Queuing and retry works most of the time. Only time I truly get "database is locked" is when I open the shell while other processes are accessing the DB
All writes are blocked during database migrations, so there is potential offline time. For example, when I added the index, I needed to be offline. Fortunately, my application is only needed during business hours.
Yes I miss proper ALTER TABLE a lot when it would have been useful. But my experience shows me that I can design software pretty well following YAGNI and the occasional instances of when I need missing functionality is more than made up for the ease of use otherwise.
Thanks for sharing your experience with SQLite :-)
What are the advantages, in your own experience, of using SQLite instead of something like PostgreSQL? With PostgreSQL, you could run database migrations during business hours and use a proper ALTER TABLE.
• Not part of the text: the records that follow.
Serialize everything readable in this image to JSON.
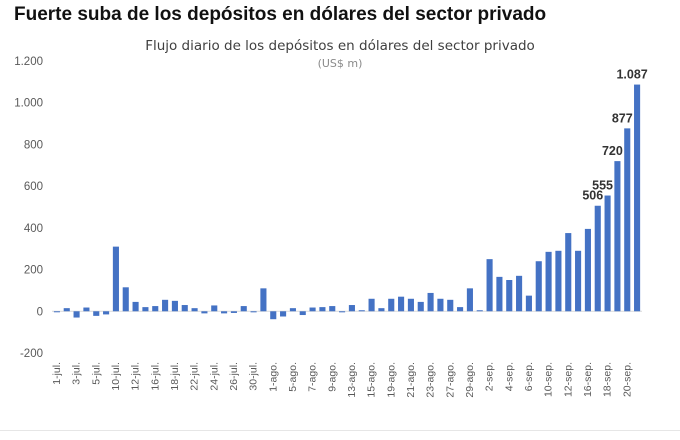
{
  "headline": "Fuerte suba de los depósitos en dólares del sector privado",
  "chart_data": {
    "type": "bar",
    "title": "Flujo diario de los depósitos en dólares del sector privado",
    "subtitle": "(US$ m)",
    "ylim": [
      -200,
      1200
    ],
    "y_ticks": [
      -200,
      0,
      200,
      400,
      600,
      800,
      1000,
      1200
    ],
    "y_tick_labels": [
      "-200",
      "0",
      "200",
      "400",
      "600",
      "800",
      "1.000",
      "1.200"
    ],
    "grid": false,
    "color": "#4472c4",
    "x_tick_labels": [
      "1-jul.",
      "3-jul.",
      "5-jul.",
      "10-jul.",
      "12-jul.",
      "16-jul.",
      "18-jul.",
      "22-jul.",
      "24-jul.",
      "26-jul.",
      "30-jul.",
      "1-ago.",
      "5-ago.",
      "7-ago.",
      "9-ago.",
      "13-ago.",
      "15-ago.",
      "19-ago.",
      "21-ago.",
      "23-ago.",
      "27-ago.",
      "29-ago.",
      "2-sep.",
      "4-sep.",
      "6-sep.",
      "10-sep.",
      "12-sep.",
      "16-sep.",
      "18-sep.",
      "20-sep."
    ],
    "series": [
      {
        "values": [
          -3,
          15,
          -30,
          18,
          -22,
          -15,
          310,
          115,
          45,
          20,
          25,
          55,
          50,
          30,
          15,
          -10,
          28,
          -10,
          -8,
          25,
          -5,
          110,
          -38,
          -25,
          15,
          -18,
          18,
          20,
          25,
          -5,
          30,
          5,
          60,
          15,
          60,
          70,
          60,
          45,
          88,
          60,
          55,
          20,
          110,
          5,
          250,
          165,
          150,
          170,
          75,
          240,
          285,
          290,
          375,
          290,
          395,
          506,
          555,
          720,
          877,
          1087
        ]
      }
    ],
    "data_labels": [
      {
        "index": 55,
        "text": "506"
      },
      {
        "index": 56,
        "text": "555"
      },
      {
        "index": 57,
        "text": "720"
      },
      {
        "index": 58,
        "text": "877"
      },
      {
        "index": 59,
        "text": "1.087"
      }
    ]
  }
}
Main reason is that SQLite is embedded with my application. There isn't a second, third or fourth "microservice" to spin up. I know Terraform/Docker, love them, but the gymnastics I need to orchestrate for my particular situation is not worth it.
So for the tradeoff of complexity for functionality, SQLite hits a very good sweet spot for me.
So far, haven't needed queuing outside of a single thread in the application (I know, what happens if it crashes!) Hasn't happened in ~8 years. Won't cry if it does.
At the moment, I queue to batch insert real time data at ~5 second intervals. It seems less wasteful of resources, but quite frankly is probably not needed.